Past battles and skepticism
Dating to the 1980s, American presidents have turned to law enforcement agencies, the CIA and the military to work with Mexican authorities to battle cartels. But the results have been mixed and often marked by recriminations in both countries.
Vanda Felbab-Brown, an expert on narcotics trafficking at the Brookings Institution, said building U.S. cooperation with Mexican law enforcement remains the most promising approach to get at the cartels. She said she believes interrogating key figures in the gangs’ networks would be more productive than drone strikes.

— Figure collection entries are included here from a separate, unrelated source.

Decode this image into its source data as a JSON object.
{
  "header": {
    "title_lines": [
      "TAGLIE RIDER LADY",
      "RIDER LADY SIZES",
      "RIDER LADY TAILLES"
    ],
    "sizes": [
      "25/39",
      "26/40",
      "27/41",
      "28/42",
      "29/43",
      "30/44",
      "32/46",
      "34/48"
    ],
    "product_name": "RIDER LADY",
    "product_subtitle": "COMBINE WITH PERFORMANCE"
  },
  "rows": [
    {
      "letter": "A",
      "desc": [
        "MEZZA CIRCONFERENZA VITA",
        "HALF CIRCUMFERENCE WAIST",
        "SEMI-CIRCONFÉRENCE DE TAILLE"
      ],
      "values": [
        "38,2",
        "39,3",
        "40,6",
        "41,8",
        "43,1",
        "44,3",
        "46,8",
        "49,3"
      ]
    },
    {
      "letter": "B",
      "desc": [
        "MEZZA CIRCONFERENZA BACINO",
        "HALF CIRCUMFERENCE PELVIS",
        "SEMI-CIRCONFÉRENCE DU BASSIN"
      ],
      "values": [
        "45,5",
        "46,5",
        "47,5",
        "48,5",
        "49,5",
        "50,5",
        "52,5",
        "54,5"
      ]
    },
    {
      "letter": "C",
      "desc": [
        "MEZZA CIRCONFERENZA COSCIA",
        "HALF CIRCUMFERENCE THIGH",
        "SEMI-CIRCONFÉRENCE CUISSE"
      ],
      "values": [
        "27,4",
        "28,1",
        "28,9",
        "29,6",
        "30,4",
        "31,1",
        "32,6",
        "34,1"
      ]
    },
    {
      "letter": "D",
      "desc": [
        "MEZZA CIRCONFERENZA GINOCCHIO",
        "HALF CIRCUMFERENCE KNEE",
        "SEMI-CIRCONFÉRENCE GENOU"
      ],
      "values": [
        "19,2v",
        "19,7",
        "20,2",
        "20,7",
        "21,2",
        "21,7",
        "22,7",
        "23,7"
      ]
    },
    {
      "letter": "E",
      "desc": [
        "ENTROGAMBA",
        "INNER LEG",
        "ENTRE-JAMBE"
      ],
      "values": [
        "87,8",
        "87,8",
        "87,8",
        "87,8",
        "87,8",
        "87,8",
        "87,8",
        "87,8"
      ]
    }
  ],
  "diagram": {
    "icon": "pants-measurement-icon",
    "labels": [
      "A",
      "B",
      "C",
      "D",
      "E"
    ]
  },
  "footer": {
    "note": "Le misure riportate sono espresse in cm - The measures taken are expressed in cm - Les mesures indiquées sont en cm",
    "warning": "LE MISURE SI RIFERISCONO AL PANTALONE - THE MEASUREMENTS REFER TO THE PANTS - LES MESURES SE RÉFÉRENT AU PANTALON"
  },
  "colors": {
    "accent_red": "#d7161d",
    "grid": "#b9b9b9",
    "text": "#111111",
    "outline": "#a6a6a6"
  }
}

“Dropping bombs is seductive but accomplishes not very much and comes with enormous risk,” she said.
Some former diplomats and law enforcement officials are skeptical that fentanyl trafficking can be significantly curtailed through military action. They argue that there is no silver bullet and that the solution has to include close collaboration with Mexican authorities, scanning equipment at border crossings, cracking down on money laundering and enlisting the help of private companies that produce chemicals used to make the drug.

The drug is so concentrated and portable that it does not require the large-scale logistical networks associated with plant-based drugs, experts said.
“You’re talking about something that a person could put in the trunk of their car,” said Annie Pforzheimer, a former senior U.S. diplomat who worked on counternarcotics.
Mike Vigil, former chief of international operations for the DEA, said the Trump administration would be likely to struggle to find suitable targets for drone bombing raids.
The cartels do not operate large pharmaceutical labs to produce fentanyl; instead, they use “nothing more than a metal tub,” with chemicals mixed with a shovel or a long stick, Vigil said. Most of the smugglers ferrying the fentanyl across ports of entry are U.S. citizens, who easily move back and forth across the border.
“It’s not a military problem. It’s more of a law enforcement problem,” Vigil said.
But a former U.S. military officer with experience in the region believes the cartels are likely to pull back from fentanyl smuggling if they come under relentless attack and will look for a way to do business without provoking a U.S. reaction.
“Cartels are not terrorist organizations,” the former military officer said. “They are not ideologically aligned; they are not religious. They don’t want to die for their job.”